Automated anatomic segmentation was performed on the planning CT using TotalSegmentator. The treated site was inferred through overlap analysis between segmented anatomy, clinical target contours when available, and multiple relative isodose masks. These site assignments were used to select clinically appropriate window and level settings and to standardize visualization across disease sites. Dose visualizations were generated using 3D Slicer and SlicerRT with custom Python automation. Because most diagnostic PACS systems do not fully support native DICOM-RT objects, Rad-DROP converted rendered dose overlays into PACS-compatible Secondary Capture DICOM series. Each output included standardized isodose lines at 100%, 90%, 80%, 75%, and 50% of delivered dose, along with treatment metadata including treatment dates, delivered and prescribed dose, fractionation, and display settings.
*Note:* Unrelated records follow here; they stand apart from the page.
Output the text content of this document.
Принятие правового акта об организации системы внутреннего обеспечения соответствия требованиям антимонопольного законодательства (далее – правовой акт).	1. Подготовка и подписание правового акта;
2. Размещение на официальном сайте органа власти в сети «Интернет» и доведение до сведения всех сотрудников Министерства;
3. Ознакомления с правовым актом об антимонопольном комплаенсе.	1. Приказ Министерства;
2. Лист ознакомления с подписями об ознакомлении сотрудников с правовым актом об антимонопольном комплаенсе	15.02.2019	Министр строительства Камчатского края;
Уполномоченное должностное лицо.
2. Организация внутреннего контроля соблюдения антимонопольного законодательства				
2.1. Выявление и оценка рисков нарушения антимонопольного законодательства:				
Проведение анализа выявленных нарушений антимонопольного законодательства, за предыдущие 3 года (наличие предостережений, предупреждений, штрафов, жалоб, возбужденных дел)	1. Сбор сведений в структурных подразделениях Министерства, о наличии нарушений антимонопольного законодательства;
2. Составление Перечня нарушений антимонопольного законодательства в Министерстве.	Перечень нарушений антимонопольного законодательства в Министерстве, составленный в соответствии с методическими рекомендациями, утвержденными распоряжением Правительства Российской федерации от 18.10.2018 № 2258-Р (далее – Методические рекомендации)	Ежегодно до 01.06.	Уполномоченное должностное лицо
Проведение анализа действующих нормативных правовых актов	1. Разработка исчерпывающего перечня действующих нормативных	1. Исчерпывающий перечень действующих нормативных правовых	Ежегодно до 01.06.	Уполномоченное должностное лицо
A quality-control framework was incorporated before PACS transfer. Initial manual review was performed to identify systematic rendering errors, followed by automated detection of missing CT data, absent isodose information, and anomalous outputs. Validated Secondary Capture DICOM objects were then transferred into PACS using an authenticated DICOM node and pydicom-based automation. The system was deployed on institutional compute infrastructure with shared storage, containerized processing, asynchronous task orchestration, CPU/GPU resource allocation, and automated retry mechanisms to support retrospective batch processing and prospective nightly operation.
Results
Rad-DROP has enabled institutional-scale integration of radiation dose information into PACS. More than 15,000 radiation dose maps were routed into the institutional PACS over a period of weeks, and a prospective nightly service was established to identify completed treatment courses and automatically route corresponding dose visualizations for ongoing clinical access. Representative outputs demonstrated consistent visualization across multiple treatment sites, including brain stereotactic radiosurgery, head and neck radiotherapy, spine stereotactic body radiation therapy, breast radiotherapy, lung stereotactic body radiation therapy, and prostate stereotactic body radiation therapy.
The broader validation plan leverages an institutional archive of approximately 28,000 patients and more than 140,000 radiation therapy plans. Planned technical endpoints include treated-site classification performance, PACS transfer success rate, end-to-end pipeline success rate, runtime distribution, quality-assurance flag frequency, and categorized failure modes. A prospective pilot will evaluate workflow impact during multidisciplinary review, including time required to retrieve dose context and clinician confidence in post-treatment imaging interpretation and decision-making using Likert-scale measures.
Conclusions
Rad-DROP transforms radiation dose from a treatment-planning artifact confined to radiation oncology software into an accessible imaging resource within routine PACS workflows. By automating radiation dose visualization and PACS delivery, this framework reduces manual barriers to treatment-history review, supports more informed interpretation of post-treatment imaging, and improves access to radiation context for multidisciplinary oncology care. As an open-source and vendor-agnostic system, Rad-DROP provides scalable infrastructure for future applications including cumulative dose review, re-irradiation assessment, automated registration of prior dose onto follow-up imaging, and data-driven clinical decision support.